This article was originally published by Radio Free Europe/Radio Liberty and is reprinted with permission.
Russian forces have launched fresh strikes on targets in Kyiv and the city of Zaporizhzhya, the military and officials said on October 27, as Ukrainian forces repelled attacks near two towns in the eastern region of the Donbas and the Moscow-installed administration left Kherson.
A Russian drone attack early on October 27 hit an energy facility in the capital, causing a fire, said Oleksiy Kuleba, governor of the Kyiv region. The latest attacks inflicted “very serious damage,” he said.
“The Russians are using drones and missiles to destroy Ukraine’s energy system ahead of the winter and terrorize civilians,” Kuleba said in televised remarks.
Ukrainian officials said the attacks on Ukraine’s electrical infrastructure have made it difficult to set an accurate schedule for outages, and the damaged caused by the latest strikes could mean Kyiv and four regions may have to cut electricity supplies for longer than planned.
In Zaporizhzhya, the Russians used Smerch rockets to strike the city overnight, the head of the regional military administration, Oleksandr Starukh, wrote on Telegram.

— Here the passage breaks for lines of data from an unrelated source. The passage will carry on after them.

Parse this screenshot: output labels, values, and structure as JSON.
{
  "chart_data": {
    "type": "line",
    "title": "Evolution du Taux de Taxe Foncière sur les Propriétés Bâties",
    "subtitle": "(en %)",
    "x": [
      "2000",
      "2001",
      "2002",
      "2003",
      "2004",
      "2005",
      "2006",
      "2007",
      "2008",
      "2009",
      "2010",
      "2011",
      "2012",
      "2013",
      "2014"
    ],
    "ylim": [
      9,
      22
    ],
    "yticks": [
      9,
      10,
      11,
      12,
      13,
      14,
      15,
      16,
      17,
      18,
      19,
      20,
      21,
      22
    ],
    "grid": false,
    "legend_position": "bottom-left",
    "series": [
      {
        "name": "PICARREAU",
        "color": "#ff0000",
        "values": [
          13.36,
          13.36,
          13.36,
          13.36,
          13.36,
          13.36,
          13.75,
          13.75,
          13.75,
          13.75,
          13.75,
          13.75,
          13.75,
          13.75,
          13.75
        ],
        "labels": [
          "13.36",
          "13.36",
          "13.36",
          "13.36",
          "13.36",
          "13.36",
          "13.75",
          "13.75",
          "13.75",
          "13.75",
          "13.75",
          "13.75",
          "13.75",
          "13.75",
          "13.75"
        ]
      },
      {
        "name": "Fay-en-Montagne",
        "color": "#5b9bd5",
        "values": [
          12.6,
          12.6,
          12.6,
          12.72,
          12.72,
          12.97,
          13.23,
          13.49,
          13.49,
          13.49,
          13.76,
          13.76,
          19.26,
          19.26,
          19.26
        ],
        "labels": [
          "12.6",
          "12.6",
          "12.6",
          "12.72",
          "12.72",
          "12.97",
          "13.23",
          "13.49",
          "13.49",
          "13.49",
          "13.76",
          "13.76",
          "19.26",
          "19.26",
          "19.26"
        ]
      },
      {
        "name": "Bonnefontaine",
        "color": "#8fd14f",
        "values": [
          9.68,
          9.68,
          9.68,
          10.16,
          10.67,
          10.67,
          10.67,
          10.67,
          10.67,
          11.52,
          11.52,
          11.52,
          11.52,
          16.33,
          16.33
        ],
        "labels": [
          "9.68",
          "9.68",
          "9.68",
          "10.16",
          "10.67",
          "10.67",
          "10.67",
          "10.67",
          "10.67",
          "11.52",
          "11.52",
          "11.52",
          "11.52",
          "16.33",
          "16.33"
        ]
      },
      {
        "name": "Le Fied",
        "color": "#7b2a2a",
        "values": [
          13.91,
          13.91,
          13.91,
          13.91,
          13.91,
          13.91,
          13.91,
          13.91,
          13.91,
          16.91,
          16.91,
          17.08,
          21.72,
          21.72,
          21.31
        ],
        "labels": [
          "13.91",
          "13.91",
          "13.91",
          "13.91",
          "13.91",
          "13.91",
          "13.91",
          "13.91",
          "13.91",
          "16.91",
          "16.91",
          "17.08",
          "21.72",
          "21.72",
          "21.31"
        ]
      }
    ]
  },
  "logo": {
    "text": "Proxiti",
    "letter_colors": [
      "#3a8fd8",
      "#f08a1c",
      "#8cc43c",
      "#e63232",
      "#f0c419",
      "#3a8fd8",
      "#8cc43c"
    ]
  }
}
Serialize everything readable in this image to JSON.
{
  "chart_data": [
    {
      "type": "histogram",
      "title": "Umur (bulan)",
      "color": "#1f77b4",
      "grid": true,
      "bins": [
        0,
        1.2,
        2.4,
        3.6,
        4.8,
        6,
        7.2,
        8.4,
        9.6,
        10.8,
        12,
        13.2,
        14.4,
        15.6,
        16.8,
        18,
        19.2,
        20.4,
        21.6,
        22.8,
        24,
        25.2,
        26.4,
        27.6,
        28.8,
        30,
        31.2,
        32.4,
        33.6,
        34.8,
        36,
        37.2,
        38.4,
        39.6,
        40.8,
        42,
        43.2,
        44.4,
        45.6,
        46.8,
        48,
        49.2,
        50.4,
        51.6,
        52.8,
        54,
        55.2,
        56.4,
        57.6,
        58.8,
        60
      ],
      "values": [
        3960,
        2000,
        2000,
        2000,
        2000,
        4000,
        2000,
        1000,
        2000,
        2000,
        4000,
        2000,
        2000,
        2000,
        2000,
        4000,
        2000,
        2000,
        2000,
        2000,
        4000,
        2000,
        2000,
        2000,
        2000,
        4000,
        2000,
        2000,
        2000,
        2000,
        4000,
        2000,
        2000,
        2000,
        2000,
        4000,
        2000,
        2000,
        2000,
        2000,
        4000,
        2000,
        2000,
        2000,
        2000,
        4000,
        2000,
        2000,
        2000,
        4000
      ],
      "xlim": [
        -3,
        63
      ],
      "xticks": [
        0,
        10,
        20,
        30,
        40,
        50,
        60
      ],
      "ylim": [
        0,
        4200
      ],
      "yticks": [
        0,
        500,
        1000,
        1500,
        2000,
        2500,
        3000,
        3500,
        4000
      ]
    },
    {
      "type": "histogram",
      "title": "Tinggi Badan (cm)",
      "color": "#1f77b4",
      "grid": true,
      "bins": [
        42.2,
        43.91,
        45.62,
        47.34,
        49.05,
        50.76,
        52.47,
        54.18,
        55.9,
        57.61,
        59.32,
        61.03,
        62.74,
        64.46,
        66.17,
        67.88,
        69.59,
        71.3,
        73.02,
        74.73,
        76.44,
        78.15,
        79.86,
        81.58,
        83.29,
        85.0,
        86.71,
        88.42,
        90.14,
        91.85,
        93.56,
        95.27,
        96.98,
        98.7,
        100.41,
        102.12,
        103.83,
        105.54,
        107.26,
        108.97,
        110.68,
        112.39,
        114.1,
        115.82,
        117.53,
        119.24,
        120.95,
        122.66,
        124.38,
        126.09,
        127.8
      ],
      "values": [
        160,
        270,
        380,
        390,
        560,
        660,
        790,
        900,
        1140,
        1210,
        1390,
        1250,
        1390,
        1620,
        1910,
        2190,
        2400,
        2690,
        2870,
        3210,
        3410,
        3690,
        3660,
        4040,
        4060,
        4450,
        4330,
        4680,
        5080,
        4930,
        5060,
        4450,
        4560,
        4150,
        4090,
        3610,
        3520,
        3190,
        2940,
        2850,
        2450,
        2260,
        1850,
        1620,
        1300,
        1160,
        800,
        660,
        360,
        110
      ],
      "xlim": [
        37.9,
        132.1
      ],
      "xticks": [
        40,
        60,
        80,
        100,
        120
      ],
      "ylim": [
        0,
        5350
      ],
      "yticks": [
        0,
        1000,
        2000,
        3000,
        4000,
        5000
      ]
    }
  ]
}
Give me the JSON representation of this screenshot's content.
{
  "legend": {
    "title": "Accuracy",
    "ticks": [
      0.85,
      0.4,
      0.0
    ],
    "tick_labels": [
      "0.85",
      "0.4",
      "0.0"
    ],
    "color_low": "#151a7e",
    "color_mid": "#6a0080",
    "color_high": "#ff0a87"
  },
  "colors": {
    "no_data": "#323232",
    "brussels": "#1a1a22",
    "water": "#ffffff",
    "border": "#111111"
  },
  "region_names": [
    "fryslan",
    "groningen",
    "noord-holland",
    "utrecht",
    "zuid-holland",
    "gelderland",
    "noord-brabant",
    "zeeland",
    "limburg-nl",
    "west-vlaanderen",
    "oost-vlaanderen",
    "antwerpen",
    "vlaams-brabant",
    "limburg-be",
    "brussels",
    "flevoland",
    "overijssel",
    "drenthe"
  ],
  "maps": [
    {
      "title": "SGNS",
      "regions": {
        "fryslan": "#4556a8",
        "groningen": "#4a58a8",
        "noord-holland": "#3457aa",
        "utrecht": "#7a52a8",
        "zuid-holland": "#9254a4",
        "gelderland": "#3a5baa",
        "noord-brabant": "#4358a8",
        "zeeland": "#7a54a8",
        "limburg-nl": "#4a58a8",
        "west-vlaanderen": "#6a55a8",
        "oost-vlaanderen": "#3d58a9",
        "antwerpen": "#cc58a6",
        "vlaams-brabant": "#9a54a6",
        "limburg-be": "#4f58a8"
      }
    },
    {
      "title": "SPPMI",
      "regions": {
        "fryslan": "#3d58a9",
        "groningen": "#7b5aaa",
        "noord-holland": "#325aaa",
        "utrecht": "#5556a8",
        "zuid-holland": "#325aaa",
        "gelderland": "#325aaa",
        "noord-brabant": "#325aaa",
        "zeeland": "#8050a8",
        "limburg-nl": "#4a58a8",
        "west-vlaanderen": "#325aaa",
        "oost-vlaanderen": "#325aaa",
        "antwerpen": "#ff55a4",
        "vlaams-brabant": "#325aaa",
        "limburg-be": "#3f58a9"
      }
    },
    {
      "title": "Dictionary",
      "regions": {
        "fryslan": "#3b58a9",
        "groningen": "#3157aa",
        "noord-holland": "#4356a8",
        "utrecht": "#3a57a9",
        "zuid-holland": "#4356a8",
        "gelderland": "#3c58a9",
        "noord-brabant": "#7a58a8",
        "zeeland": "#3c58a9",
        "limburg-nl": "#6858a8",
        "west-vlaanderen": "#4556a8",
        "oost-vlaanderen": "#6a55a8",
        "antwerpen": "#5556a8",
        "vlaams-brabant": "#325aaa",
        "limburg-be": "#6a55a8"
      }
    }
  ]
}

“At night, the enemy attacked the outskirts of the regional center. According to preliminary information, these were three projectiles of the Smerch multiple-launch rocket systems. There are no casualties,” he wrote.
Starukh said infrastructure was destroyed and a fire broke out but it was extinguished by emergency services.
Part of the southeastern Ukrainian region of Zaporizhzhya is under Russian occupation, but the homonymous regional capital remains in Ukrainian hands.
Zaporizhzhya is one of four regions partially occupied by Russia that Moscow claims to have annexed last month following illegal referendums rejected by Ukraine and its Western allies as sham votes.
Ukraine’s General Staff said on October 27 that Kyiv had boosted its forces in the northern region near Belarus to counter any possible renewed Russian attack across the border.
Belarus is Moscow’s main ally in the war against Ukraine and has allowed Russian forces to use its territory as a launching pad for the invasion.
“At the current time the creation of a strike force (in Belarus) is not observable. (But) there are and will be threats. We are reacting, we have already increased our troops in the northern direction,” Oleksiy Hromov, deputy head of the General Staff’s Main Operations Directorate, told a regular briefing.
In the eastern Donbas region, Ukrainian troops are holding out against attacks near the towns of Avdiyivka and Bakhmut, where fierce battles were under way, Zelenskiy said on October 26.
Russian forces have repeatedly tried to seize Bakhmut, which sits on a main road leading to the cities of Slovyansk and Kramatorsk.
Presidential adviser Oleksiy Arestovych said that on one single day Russian forces launched eight separate attacks on Bakhmut before noon and had been pushed back on each occasion.
British intelligence has said Moscow may see the capture of Bakhmut as a prerequisite for advancing to the two cities — the most significant Ukrainian-controlled parts of the Donetsk region.
The reports could not be independently verified.
Ukraine has pushed ahead with an offensive to reclaim the Kherson region and its capital of the same name, which Russian forces captured during the first days of the war.
Zelenskiy described reports of Russian troops’ possible withdrawal from the city as disinformation.
“I don’t see them fleeing from Kherson,” Zelenskiy said in an interview with an Italian newspaper. “This is an information attack, so that we go there, transfer troops from other dangerous directions there.”
The Russian-appointed governor of Ukraine’s Kherson region, Vladimir Saldo, said on October 27 that more than 70,000 people have left the region’s capital, the strategic city of Kherson.
Saldo’s deputy, Kirill Stremousov, said members of the Moscow-installed regional administration were included in the evacuation.
Saldo also said the remains of Grigory Potemkin, the Russian general who founded Kherson in the 18th century that had been kept at the city’s St. Catherine’s Church, have also been moved along with his monument.